Eso es lo primero que se niega a confiar a Pilar. Lo segundo es la carta que escribió a sus padres cinco años después de la muerte de Bobby. Acababa de terminar su tercer año en Brown y pensaba pasar el verano en Providence, trabajando de investigador a tiempo parcial con uno de sus profesores de Historia (noches y fines de semana en la biblioteca) y a jornada completa de repartidor en una tienda de electrodomésticos (instalando aparatos de aire acondicionado, cargando con televisores y frigoríficos por estrechos tramos de escaleras). Una chica había entrado recientemente en escena y, como vivía en Brooklyn, un fin de semana de junio hizo novillos en el trabajo de investigación y fue en coche a Nueva York para verla. Conservaba las llaves del piso de sus padres en la calle Downing; su antigua habitación seguía intacta y cuando se marchó a la universidad acordaron que podía ir y venir a su gusto, sin obligación de anunciar sus visitas. Inició el viaje a última hora del viernes, al concluir su turno en la tienda, y no entró en el piso hasta pasada la medianoche. Sus padres dormían. A la mañana siguiente, temprano, lo despertó un rumor de voces procedente de la cocina. Se levantó de un salto de la cama, abrió la puerta de su cuarto y entonces vaciló. Hablaban en voz más alta y apremiante que de costumbre, Willa con una nota de angustia subyacente, y aunque no estaban riñendo exactamente (rara vez discutían), algo importante estaba sucediendo, algún asunto crucial se estaba zanjando o debatiendo o analizando de nuevo, y él no quería interrumpirlos.
La reacción adecuada habría sido volver a entrar en su cuarto y cerrar la puerta. No podía quedarse en el pasillo escuchándolos, sabía que no tenía derecho a estar allí, que debía retirarse, pero era incapaz de resistirse, sentía demasiada curiosidad, estaba demasiado ansioso por enterarse de lo que pasaba, de modo que no se movió y por primera vez en su vida escuchó a escondidas una conversación de sus padres, y como en ella se hablaba en buena parte de él, era la primera vez que los oía, que oía a alguien, hablar de él a sus espaldas.
Él es diferente, decía Willa. Hay en él una ira y una frialdad que me asusta, y lo odio por lo que te ha hecho.

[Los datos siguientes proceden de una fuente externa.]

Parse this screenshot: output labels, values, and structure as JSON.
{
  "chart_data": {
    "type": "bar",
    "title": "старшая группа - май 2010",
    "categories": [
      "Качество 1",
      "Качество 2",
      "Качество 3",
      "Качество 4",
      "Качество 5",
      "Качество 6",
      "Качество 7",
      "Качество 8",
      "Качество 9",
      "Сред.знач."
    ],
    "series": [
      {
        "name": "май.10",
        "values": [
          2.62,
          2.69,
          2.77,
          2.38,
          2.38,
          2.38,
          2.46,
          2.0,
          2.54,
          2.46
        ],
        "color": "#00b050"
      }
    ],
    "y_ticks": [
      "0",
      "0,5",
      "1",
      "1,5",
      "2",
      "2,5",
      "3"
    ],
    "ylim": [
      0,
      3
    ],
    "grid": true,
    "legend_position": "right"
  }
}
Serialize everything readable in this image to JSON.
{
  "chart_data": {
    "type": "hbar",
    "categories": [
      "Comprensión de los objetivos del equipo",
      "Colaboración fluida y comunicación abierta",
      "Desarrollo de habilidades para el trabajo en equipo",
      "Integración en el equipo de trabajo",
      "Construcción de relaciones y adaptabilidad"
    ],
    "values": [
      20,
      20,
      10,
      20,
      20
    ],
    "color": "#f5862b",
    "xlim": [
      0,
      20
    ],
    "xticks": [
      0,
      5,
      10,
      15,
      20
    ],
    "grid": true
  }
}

A mí no me ha hecho nada, replicó su padre. Puede que no hablemos tanto como solíamos, pero eso es normal. Casi tiene veintiún años. Vive su vida.
Antes estabais muy unidos. Ése fue uno de los motivos por los que me enamoré de ti: por lo mucho que querías a aquel niño. ¿Te acuerdas del béisbol, Morris? ¿Recuerdas las horas que pasabas en el parque enseñándole a lanzar?
Los buenos tiempos de antaño.
Y se le daba bien, además, ¿no? Quiero decir realmente bien. Empezó de lanzador en segundo de instituto. Parecía muy contento con eso. Y a la primavera siguiente cambió de idea y dejó el equipo.
La primavera siguiente a la muerte de Bobby, acuérdate. Estaba hecho polvo por entonces. Como todos. No se lo puedes reprochar. Si ya no quería jugar más al béisbol, era cosa suya. Hablas como si pensaras que trata de castigarme. Nunca me ha dado esa impresión, ni por un momento.
Fue entonces cuando empezó a beber, ¿no? No nos enteramos hasta más adelante, pero creo que empezó entonces. A beber y a fumar con aquellos chicos desquiciados con los que salía por ahí.